The year 2013 was the strongest year for IWB, returning 32.93% on an annual basis. The poorest year for IWB in the last ten years was 2018, with a yield of -4.91%. Most years the iShares Russell 1000 ETF has given investors modest returns, such as in 2014, 2010, and 2012, when gains were 13.08%, 15.94%, and 16.27% respectively.
|Fund||Initial Balance||Final Balance||CAGR|
A $10,000 investment in IJH would have resulted in a final balance of $37,266. This is a profit of $27,266 over 11 years and amounts to a compound annual growth rate (CAGR) of 13.50%.
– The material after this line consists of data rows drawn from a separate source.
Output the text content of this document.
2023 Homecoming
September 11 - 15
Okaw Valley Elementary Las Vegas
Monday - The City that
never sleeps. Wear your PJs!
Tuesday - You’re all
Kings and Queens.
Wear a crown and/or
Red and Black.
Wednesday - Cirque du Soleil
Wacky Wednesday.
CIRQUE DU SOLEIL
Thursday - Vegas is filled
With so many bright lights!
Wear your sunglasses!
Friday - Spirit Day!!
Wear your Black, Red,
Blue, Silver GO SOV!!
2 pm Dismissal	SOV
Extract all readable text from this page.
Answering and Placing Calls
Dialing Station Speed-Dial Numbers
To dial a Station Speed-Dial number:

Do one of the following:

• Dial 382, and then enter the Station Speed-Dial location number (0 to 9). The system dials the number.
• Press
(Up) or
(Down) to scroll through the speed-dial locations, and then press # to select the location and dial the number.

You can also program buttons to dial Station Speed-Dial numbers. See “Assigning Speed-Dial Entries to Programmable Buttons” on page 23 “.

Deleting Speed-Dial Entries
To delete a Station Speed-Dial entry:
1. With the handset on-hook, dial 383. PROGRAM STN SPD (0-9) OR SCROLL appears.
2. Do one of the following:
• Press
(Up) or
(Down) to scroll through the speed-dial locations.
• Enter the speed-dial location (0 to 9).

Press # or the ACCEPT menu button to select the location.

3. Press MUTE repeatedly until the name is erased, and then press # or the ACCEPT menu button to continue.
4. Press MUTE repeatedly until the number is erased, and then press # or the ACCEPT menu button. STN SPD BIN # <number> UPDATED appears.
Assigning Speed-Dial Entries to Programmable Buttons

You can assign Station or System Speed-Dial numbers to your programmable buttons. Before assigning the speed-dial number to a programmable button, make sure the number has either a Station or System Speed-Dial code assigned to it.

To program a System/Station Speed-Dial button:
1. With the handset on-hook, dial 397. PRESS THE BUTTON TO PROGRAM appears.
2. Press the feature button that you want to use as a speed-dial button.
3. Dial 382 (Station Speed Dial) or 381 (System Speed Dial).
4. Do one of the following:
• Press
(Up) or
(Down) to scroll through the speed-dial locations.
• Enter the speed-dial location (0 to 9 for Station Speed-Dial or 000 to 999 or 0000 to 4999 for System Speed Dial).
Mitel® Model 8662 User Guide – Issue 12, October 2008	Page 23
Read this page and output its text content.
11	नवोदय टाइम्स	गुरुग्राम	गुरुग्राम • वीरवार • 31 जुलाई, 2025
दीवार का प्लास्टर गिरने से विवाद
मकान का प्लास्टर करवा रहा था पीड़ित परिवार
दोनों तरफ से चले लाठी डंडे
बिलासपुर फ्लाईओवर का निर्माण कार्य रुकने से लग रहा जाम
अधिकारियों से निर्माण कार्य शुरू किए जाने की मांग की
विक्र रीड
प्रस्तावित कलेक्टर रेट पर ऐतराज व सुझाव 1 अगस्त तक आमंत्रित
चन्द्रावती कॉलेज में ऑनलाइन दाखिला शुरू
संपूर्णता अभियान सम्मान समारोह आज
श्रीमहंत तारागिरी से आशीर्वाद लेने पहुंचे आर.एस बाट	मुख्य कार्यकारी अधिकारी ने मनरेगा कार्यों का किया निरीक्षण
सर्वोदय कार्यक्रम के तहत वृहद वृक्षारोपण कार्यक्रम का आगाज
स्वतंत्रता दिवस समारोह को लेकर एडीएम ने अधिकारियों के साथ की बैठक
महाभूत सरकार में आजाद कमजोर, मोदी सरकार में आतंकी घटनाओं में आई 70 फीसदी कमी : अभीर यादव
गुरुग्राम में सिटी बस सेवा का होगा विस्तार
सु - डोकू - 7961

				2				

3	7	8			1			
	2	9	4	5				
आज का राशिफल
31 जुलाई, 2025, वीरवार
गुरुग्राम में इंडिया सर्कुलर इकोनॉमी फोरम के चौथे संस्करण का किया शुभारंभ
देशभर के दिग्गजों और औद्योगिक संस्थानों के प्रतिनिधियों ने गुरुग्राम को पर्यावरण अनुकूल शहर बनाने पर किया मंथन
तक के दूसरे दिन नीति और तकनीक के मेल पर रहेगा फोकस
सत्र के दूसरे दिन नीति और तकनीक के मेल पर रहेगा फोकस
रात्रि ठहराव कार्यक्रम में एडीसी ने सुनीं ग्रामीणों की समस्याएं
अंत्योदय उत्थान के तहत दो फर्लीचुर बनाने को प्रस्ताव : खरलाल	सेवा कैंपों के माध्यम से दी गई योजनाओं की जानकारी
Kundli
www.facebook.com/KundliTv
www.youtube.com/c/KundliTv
With a $10,000 investment in IWB, the end total would have been $42,462. This equates to a $32,462 profit over 11 years and a compound annual growth rate (CAGR) of 14.64%.
IJH’s CAGR is 1.14 percentage points lower than that of IWB and as a result, would have yielded $5,196 less on a $10,000 investment. Thus, IJH performed worse than IWB by 1.14% annually.
Over the past years, I have discovered several tools and products that have helped me tremendously on my path to financial freedom:
P.S.: The links below are affiliate links, which means I receive a small commission at no extra cost to you when you sign up for one of the services. Thank you for your support!
1) Take a look at M1 Finance, my favorite broker. I love how easy it is to invest and maintain my portfolio with them. I can set up automatic transfers, rebalance my portfolio with one click and even borrow up to 35% of my assets at super low interest rates!
2) Fundrise is by far the best way I've found to invest in Real Estate. You can diversify your portfolio by investing in their eREITs or even allocate capital to individual properties (without the hassle of managing tenants!).
3) If you are interested in crypto, check out Coinbase. I've started allocating a small amount of assets to the growing crypto space and Coinbase has just been a breeze to use. Once you register, make sure to also open an Coinbase Pro account to buy crypto at the lowest fees on the market (just 0.1%!).
To see all of my most up-to-date recommendations, check out the Recommended Tools section.